I am side by siding these 2 and so far through headphones don't hear enough difference to justify the upgrade. 

I hear just a slight difference possibly a little clearer.

Anyone else hear a difference?


----------



## tylerpond05 (Jan 12, 2015)

I would think the 96K is only good if you have a newer iPhone that can take advantage of the 96K recording. I doubt I'd be able to tell the difference on my iPad 3 and iPhone 4S.


----------



## leftnotright (Jan 13, 2015)

tylerpond05 said:


> I would think the 96K is only good if you have a newer iPhone that can take advantage of the 96K recording.
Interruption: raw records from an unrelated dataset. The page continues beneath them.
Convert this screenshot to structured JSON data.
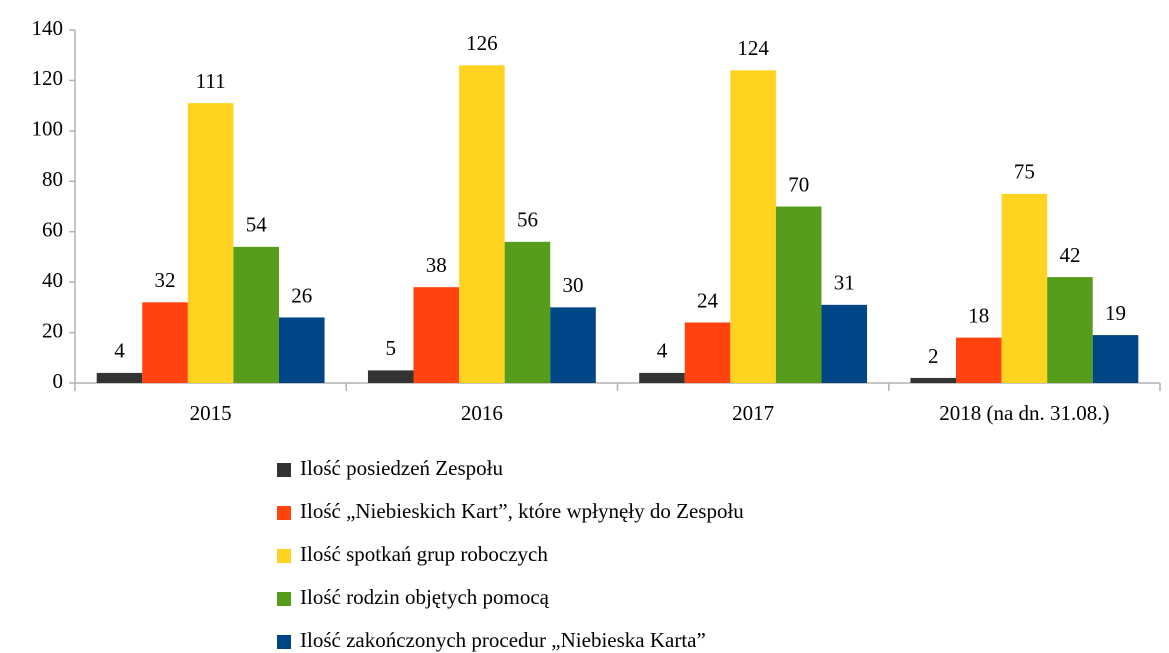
{
  "chart_data": {
    "type": "bar",
    "categories": [
      "2015",
      "2016",
      "2017",
      "2018 (na dn. 31.08.)"
    ],
    "series": [
      {
        "name": "Ilość posiedzeń Zespołu",
        "color": "#333333",
        "values": [
          4,
          5,
          4,
          2
        ]
      },
      {
        "name": "Ilość „Niebieskich Kart”, które wpłynęły do Zespołu",
        "color": "#ff420e",
        "values": [
          32,
          38,
          24,
          18
        ]
      },
      {
        "name": "Ilość spotkań grup roboczych",
        "color": "#ffd320",
        "values": [
          111,
          126,
          124,
          75
        ]
      },
      {
        "name": "Ilość rodzin objętych pomocą",
        "color": "#579d1c",
        "values": [
          54,
          56,
          70,
          42
        ]
      },
      {
        "name": "Ilość zakończonych procedur „Niebieska Karta”",
        "color": "#004586",
        "values": [
          26,
          30,
          31,
          19
        ]
      }
    ],
    "ylim": [
      0,
      140
    ],
    "yticks": [
      0,
      20,
      40,
      60,
      80,
      100,
      120,
      140
    ],
    "grid": false,
    "legend": "bottom"
  }
}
I doubt I'd be able to tell the difference on my iPad 3 and iPhone 4S.



I am using a ipad air and not sure I hear any difference 

Nice that it has a lightening cable though, sick of using an adapter for the 30pin


----------



## tedtan (Jan 13, 2015)

You won't hear a difference between 44.1/48k and 96k sample rates. You may find some particular devices sound a little better at a given sample rate, but the sample rates themselves won't sound different. So I would decide based on any other differences the units may have, like the lightning cable vs. the older cable, etc.


----------



## leftnotright (Jan 13, 2015)

Other than a nice cable and shiny box, its 140$ I likely didn't need to spend. (yes, it can be returned)
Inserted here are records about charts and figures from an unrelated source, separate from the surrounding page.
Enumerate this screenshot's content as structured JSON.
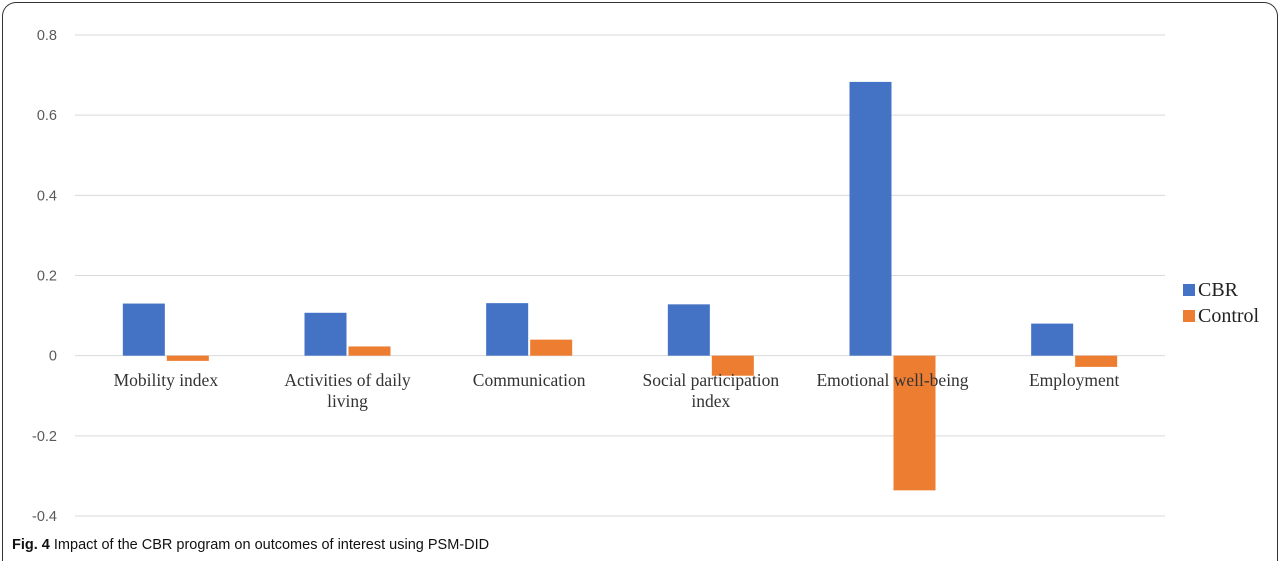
{
  "chart_data": {
    "type": "bar",
    "categories": [
      [
        "Mobility index"
      ],
      [
        "Activities of daily",
        "living"
      ],
      [
        "Communication"
      ],
      [
        "Social participation",
        "index"
      ],
      [
        "Emotional well-being"
      ],
      [
        "Employment"
      ]
    ],
    "series": [
      {
        "name": "CBR",
        "color": "#4472C4",
        "values": [
          0.13,
          0.107,
          0.131,
          0.128,
          0.683,
          0.08
        ]
      },
      {
        "name": "Control",
        "color": "#ED7D31",
        "values": [
          -0.013,
          0.023,
          0.04,
          -0.05,
          -0.336,
          -0.028
        ]
      }
    ],
    "ylim": [
      -0.4,
      0.8
    ],
    "yticks": [
      "0.8",
      "0.6",
      "0.4",
      "0.2",
      "0",
      "-0.2",
      "-0.4"
    ],
    "ytick_values": [
      0.8,
      0.6,
      0.4,
      0.2,
      0,
      -0.2,
      -0.4
    ],
    "grid": true,
    "legend_position": "right"
  },
  "caption": {
    "label": "Fig. 4",
    "text": " Impact of the CBR program on outcomes of interest using PSM-DID"
  },
  "colors": {
    "gridline": "#d9d9d9",
    "axis_text": "#595959"
  }
}
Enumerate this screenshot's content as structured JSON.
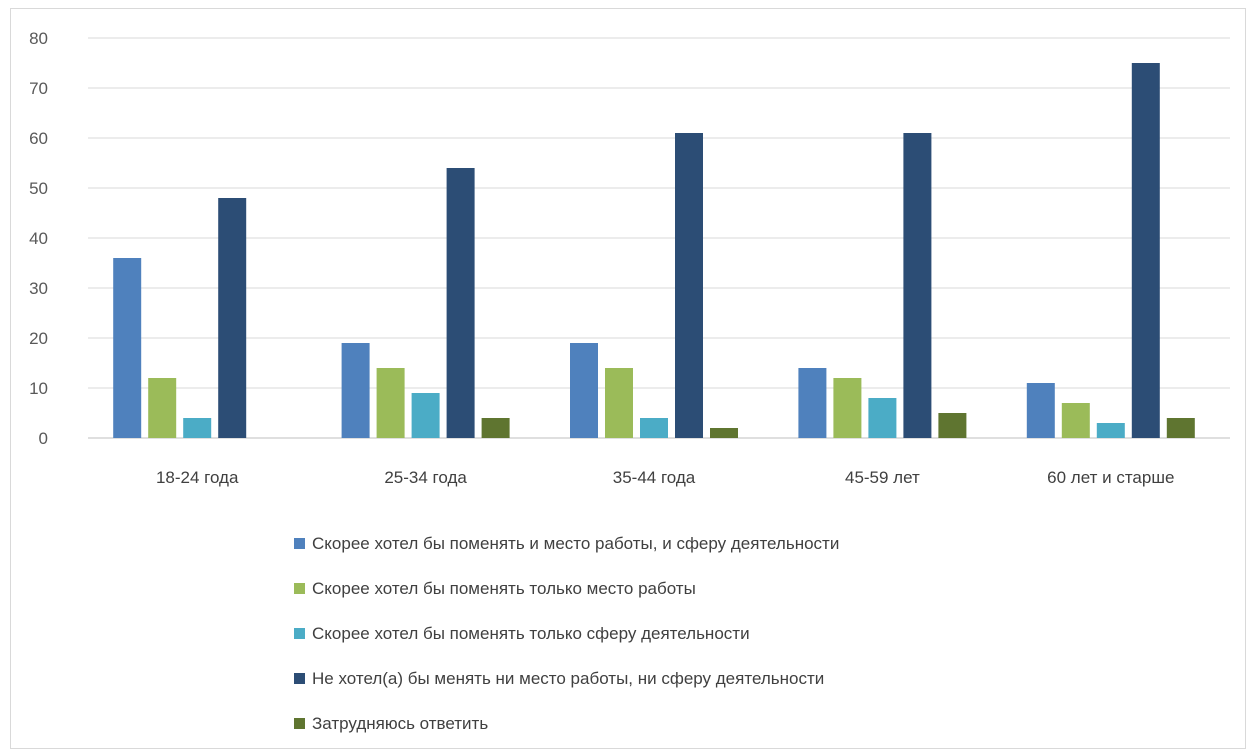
{
  "chart_data": {
    "type": "bar",
    "title": "",
    "xlabel": "",
    "ylabel": "",
    "ylim": [
      0,
      80
    ],
    "yticks": [
      0,
      10,
      20,
      30,
      40,
      50,
      60,
      70,
      80
    ],
    "grid": true,
    "legend_position": "bottom",
    "categories": [
      "18-24 года",
      "25-34 года",
      "35-44 года",
      "45-59 лет",
      "60 лет и старше"
    ],
    "series": [
      {
        "name": "Скорее хотел бы поменять и место работы, и сферу деятельности",
        "color": "#4f81bd",
        "values": [
          36,
          19,
          19,
          14,
          11
        ]
      },
      {
        "name": "Скорее хотел бы поменять только место работы",
        "color": "#9bbb59",
        "values": [
          12,
          14,
          14,
          12,
          7
        ]
      },
      {
        "name": "Скорее хотел бы поменять только сферу деятельности",
        "color": "#4bacc6",
        "values": [
          4,
          9,
          4,
          8,
          3
        ]
      },
      {
        "name": "Не хотел(а) бы менять ни место работы, ни сферу деятельности",
        "color": "#2c4d75",
        "values": [
          48,
          54,
          61,
          61,
          75
        ]
      },
      {
        "name": "Затрудняюсь ответить",
        "color": "#5f7530",
        "values": [
          0,
          4,
          2,
          5,
          4
        ]
      }
    ]
  }
}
Let this be an education for others on those that are thinking on the upgrade.

NOT WORTH IT.

You can buy cables BUT they charge you INSANELY amount of 40$

CRAZY RIPOFF.


----------



## Given To Fly (Jan 13, 2015)

There are reasons to record at 96kHz (music for film being one example) but they may not apply to your situation. Either way, if you lived with the Jam 96K for a month and then used the normal Jam you would bear a difference, and yes, it would be subtle, just like all things in music.


----------



## leftnotright (Jan 15, 2015)

Given To Fly said:


> There are reasons to record at 96kHz (music for film being one example) but they may not apply to your situation. Either way, if you lived with the Jam 96K for a month and then used the normal Jam you would bear a difference, and yes, it would be subtle, just like all things in music.



Came to the conclusion that there is no discernible difference when using for jamming. Neither much difference in recording either.

96k looks nice and feels like a 100$ item. Contained all the cables u need.

RETURNED. Not worth upgrading


----------



## P-Ride (Sep 24, 2015)

Hey guys.. I just bought a Jam and saw I can return it to pay another £30 for the 96k model.

Both have the same lightning cables, so it's purely a decision of whether I'd notice the difference in sound quality.

I'm using it mainly for practice and sketching out song ideas, like a notepad. I have access to a firewire card and my friend has a studio, although for £30, I wouldn't turn down higher-quality sketches on my iPad.

The 48k vs 96k might not be a compelling argument.. but apparently the 96k has a higher quality input?

What do you think?

I must admit, the nickel finish is offputting.. does it pickup fingerprints?

Thanks!


----------